Dans ce contexte, on peut considérer que les décrets ont, de fait, autorisé les cafés et restaurants à pratiquer l’activité de vente à emporter pendant la crise sanitaire, même lorsqu’elle ne figure pas dans leur bail.
Une fois levées les mesures de restriction, de nombreux restaurants auront probablement envie de conserver l’activité de vente à emporter : les entrepreneurs concernés devront vérifier dans leur bail commercial, si la destination de celui-ci l’autorise.
Si l’activité y figure, alors l’entrepreneur pourra la conserver, sous réserve de respecter la réglementation qui lui est propre, et de procéder aux formalités administratives éventuellement nécessaires.
Dans le cas contraire, le preneur devra obtenir l’autorisation de son bailleur d’ajouter à la destination du bail celle de "vente à emporter".
Il s’agit de la "déspécialisation partielle" du bail commercial, qui consiste pour le locataire à faire part à son bailleur de son "intention" d’exercer en complément une activité connexe ou complémentaire, soit par lettre recommandée avec accusé réception, soit par acte d’huissier.
Soit le bailleur accepte et le locataire peut exercer l’activité connexe envisagée (l’absence de réponse du bailleur sous 2 mois valant acceptation), soit le bailleur refuse et dans ce cas le locataire pourra saisir le juge compétent de ce litige.
Cette déspécialisation partielle n’autorise pas le bailleur à augmenter immédiatement le loyer, mais il pourrait demander cette augmentation à l’occasion de la prochaine révision triennale, en cas d’augmentation de la valeur locative des locaux loués (ce qui est peu probable, dans le contexte de crise actuelle).
En temps normal, l’information par le locataire de son intention d’exercer une activité connexe doit être délivrée au bailleur préalablement à l’exercice de l’activité envisagée.

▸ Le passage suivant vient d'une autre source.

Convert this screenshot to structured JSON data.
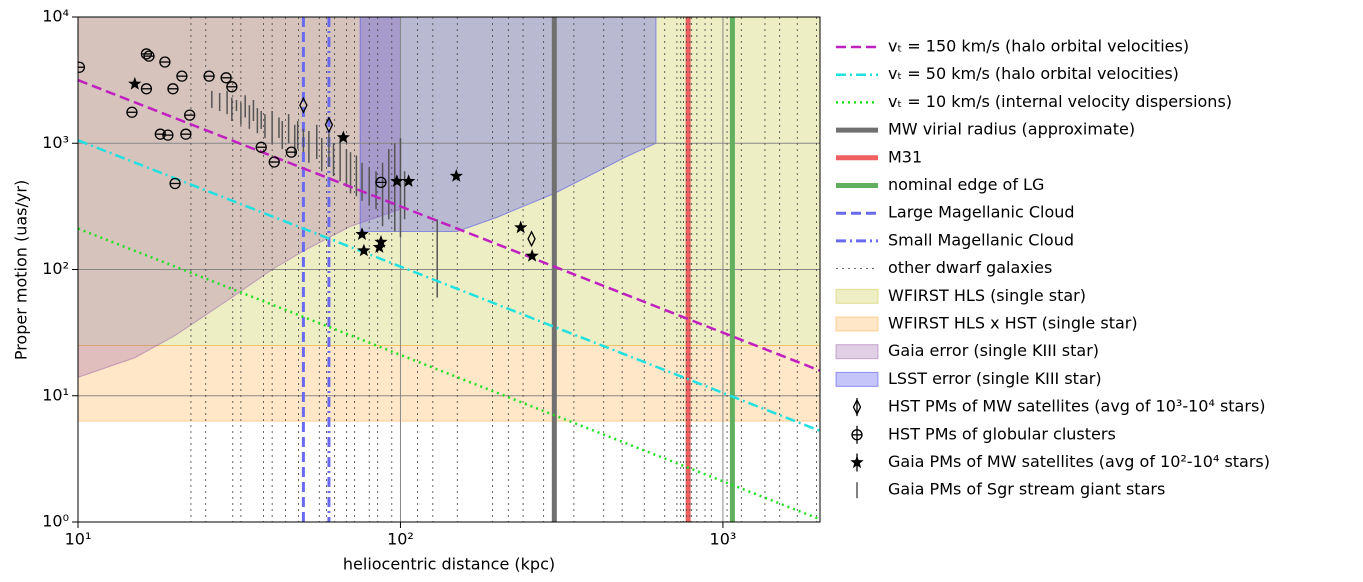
{
  "chart_data": {
    "type": "line",
    "xlabel": "heliocentric distance (kpc)",
    "ylabel": "Proper motion (uas/yr)",
    "xlim": [
      10,
      2000
    ],
    "ylim": [
      1,
      10000
    ],
    "log_x": true,
    "log_y": true,
    "grid": true,
    "xticks": [
      {
        "value": 10,
        "label": "10¹"
      },
      {
        "value": 100,
        "label": "10²"
      },
      {
        "value": 1000,
        "label": "10³"
      }
    ],
    "yticks": [
      {
        "value": 1,
        "label": "10⁰"
      },
      {
        "value": 10,
        "label": "10¹"
      },
      {
        "value": 100,
        "label": "10²"
      },
      {
        "value": 1000,
        "label": "10³"
      },
      {
        "value": 10000,
        "label": "10⁴"
      }
    ],
    "lines": [
      {
        "name": "vₜ = 150 km/s (halo orbital velocities)",
        "color": "#c020c0",
        "style": "dashed",
        "x": [
          10,
          2000
        ],
        "values": [
          3164,
          15.8
        ]
      },
      {
        "name": "vₜ = 50 km/s (halo orbital velocities)",
        "color": "#20e0e0",
        "style": "dashdot",
        "x": [
          10,
          2000
        ],
        "values": [
          1055,
          5.27
        ]
      },
      {
        "name": "vₜ = 10 km/s (internal velocity dispersions)",
        "color": "#20e020",
        "style": "dotted",
        "x": [
          10,
          2000
        ],
        "values": [
          211,
          1.05
        ]
      }
    ],
    "vlines": [
      {
        "name": "MW virial radius (approximate)",
        "color": "#707070",
        "style": "thick",
        "x": [
          300
        ]
      },
      {
        "name": "M31",
        "color": "#f06060",
        "style": "thick",
        "x": [
          780
        ]
      },
      {
        "name": "nominal edge of LG",
        "color": "#60b060",
        "style": "thick",
        "x": [
          1070
        ]
      },
      {
        "name": "Large Magellanic Cloud",
        "color": "#6a6af0",
        "style": "dashed",
        "x": [
          50
        ]
      },
      {
        "name": "Small Magellanic Cloud",
        "color": "#6a6af0",
        "style": "dashdot",
        "x": [
          60
        ]
      },
      {
        "name": "other dwarf galaxies",
        "color": "#404040",
        "style": "dotted",
        "x": [
          22.4,
          24.9,
          30.2,
          32,
          37.6,
          40,
          44,
          48.3,
          56,
          59,
          62.5,
          68,
          72,
          80,
          85,
          94,
          113,
          126,
          150,
          193,
          216,
          240,
          278,
          345,
          427,
          487,
          570,
          660,
          720,
          740,
          755,
          770,
          790,
          800,
          830,
          880,
          920,
          1030,
          1140,
          1350,
          1500,
          1700,
          1950
        ]
      }
    ],
    "regions": [
      {
        "name": "WFIRST HLS (single star)",
        "color": "#c8c840",
        "x": [
          10,
          2000
        ],
        "lower": [
          25,
          25
        ],
        "upper": [
          10000,
          10000
        ]
      },
      {
        "name": "WFIRST HLS x HST (single star)",
        "color": "#ffb04a",
        "x": [
          10,
          2000
        ],
        "lower": [
          6.3,
          6.3
        ],
        "upper": [
          25,
          25
        ]
      },
      {
        "name": "Gaia error (single KIII star)",
        "color": "#9b5fa8",
        "x": [
          10,
          15,
          20,
          30,
          40,
          50,
          70,
          100
        ],
        "lower": [
          14,
          20,
          30,
          60,
          100,
          140,
          220,
          300
        ],
        "upper": [
          10000,
          10000,
          10000,
          10000,
          10000,
          10000,
          10000,
          10000
        ]
      },
      {
        "name": "LSST error (single KIII star)",
        "color": "#4040f0",
        "x": [
          75,
          150,
          200,
          300,
          400,
          500,
          620
        ],
        "lower": [
          200,
          200,
          260,
          400,
          580,
          780,
          1000
        ],
        "upper": [
          10000,
          10000,
          10000,
          10000,
          10000,
          10000,
          10000
        ]
      }
    ],
    "points": [
      {
        "name": "HST PMs of MW satellites (avg of 10³-10⁴ stars)",
        "marker": "diamond",
        "color": "#000000",
        "x": [
          50,
          60,
          255
        ],
        "values": [
          2000,
          1400,
          175
        ]
      },
      {
        "name": "HST PMs of globular clusters",
        "marker": "circle",
        "color": "#000000",
        "x": [
          10.1,
          16.3,
          16.6,
          18.6,
          16.3,
          14.7,
          21,
          19.7,
          18,
          19,
          21.6,
          22.2,
          25.5,
          28.8,
          30,
          37,
          40.6,
          45.9,
          20,
          87
        ],
        "values": [
          4000,
          5100,
          4900,
          4400,
          2700,
          1760,
          3400,
          2700,
          1180,
          1160,
          1180,
          1670,
          3400,
          3300,
          2800,
          930,
          710,
          850,
          480,
          490
        ]
      },
      {
        "name": "Gaia PMs of MW satellites (avg of 10²-10⁴ stars)",
        "marker": "star",
        "color": "#000000",
        "x": [
          15,
          66.5,
          97.5,
          106,
          149,
          76,
          77,
          86,
          87,
          236,
          256
        ],
        "values": [
          2950,
          1110,
          500,
          500,
          550,
          190,
          141,
          150,
          165,
          215,
          128
        ]
      }
    ],
    "segments": [
      {
        "name": "Gaia PMs of Sgr stream giant stars",
        "color": "#555555",
        "x": [
          26,
          27.5,
          29,
          30,
          31,
          32,
          33,
          34,
          35,
          36,
          37,
          38,
          40,
          42,
          43,
          45,
          47,
          48,
          50,
          52,
          55,
          57,
          60,
          62,
          65,
          68,
          70,
          73,
          76,
          80,
          84,
          88,
          92,
          96,
          100,
          103,
          130
        ],
        "low": [
          1900,
          1800,
          1700,
          1500,
          1800,
          1400,
          1600,
          1300,
          1500,
          1200,
          1300,
          1100,
          1000,
          1100,
          900,
          1000,
          800,
          900,
          850,
          700,
          750,
          600,
          650,
          550,
          500,
          450,
          400,
          380,
          350,
          320,
          300,
          220,
          250,
          200,
          180,
          250,
          60
        ],
        "high": [
          2600,
          2500,
          2600,
          2300,
          2200,
          2100,
          2400,
          2000,
          2200,
          1900,
          1800,
          1700,
          1800,
          1600,
          1500,
          1700,
          1400,
          1500,
          1300,
          1250,
          1400,
          1100,
          1200,
          1000,
          1100,
          900,
          850,
          800,
          700,
          650,
          600,
          700,
          900,
          1000,
          1100,
          600,
          250
        ]
      }
    ]
  }
}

Comment faire puisque cette activité a d’ores et déjà été exercée depuis plusieurs semaines voire plusieurs mois ?
Il conviendrait par prudence d’anticiper cette demande (sans attendre la fin des mesures liées au Covid-19), ou alors de cesser provisoirement toute activité de vente à emporter à la fin des mesures exceptionnelles pour ne reprendre cette activité qu’une fois la déspécialisation obtenue.
Ces précautions sont importantes puisque la modification de l’activité exercée dans les locaux sans information préalable du bailleur peut conduire à la résiliation judiciaire du bail ou au refus de renouvellement sans indemnité d’éviction (même s’il est probable que les juges soient tolérants sur ce point compte-tenu du contexte).
L’entreprise qui pratique la vente à emporter se doit de faire respecter les conditions d’hygiène et de sécurité requises vis-à-vis de ses employés.
Si l’activité de vente à emporter est envisagée de manière définitive, il convient de mettre à jour son K-bis, si cette activité n’y figure pas, en se rapprochant pour cela du Centre de Formalité des Entreprises compétent.
L’autorisation de vente à emporter pour les restaurants et débits de boissons inclut la vente de boissons alcooliques, sous réserve pour l’établissement d’être en possession de la licence correspondante, et de respecter les catégories de boissons autorisées par sa licence.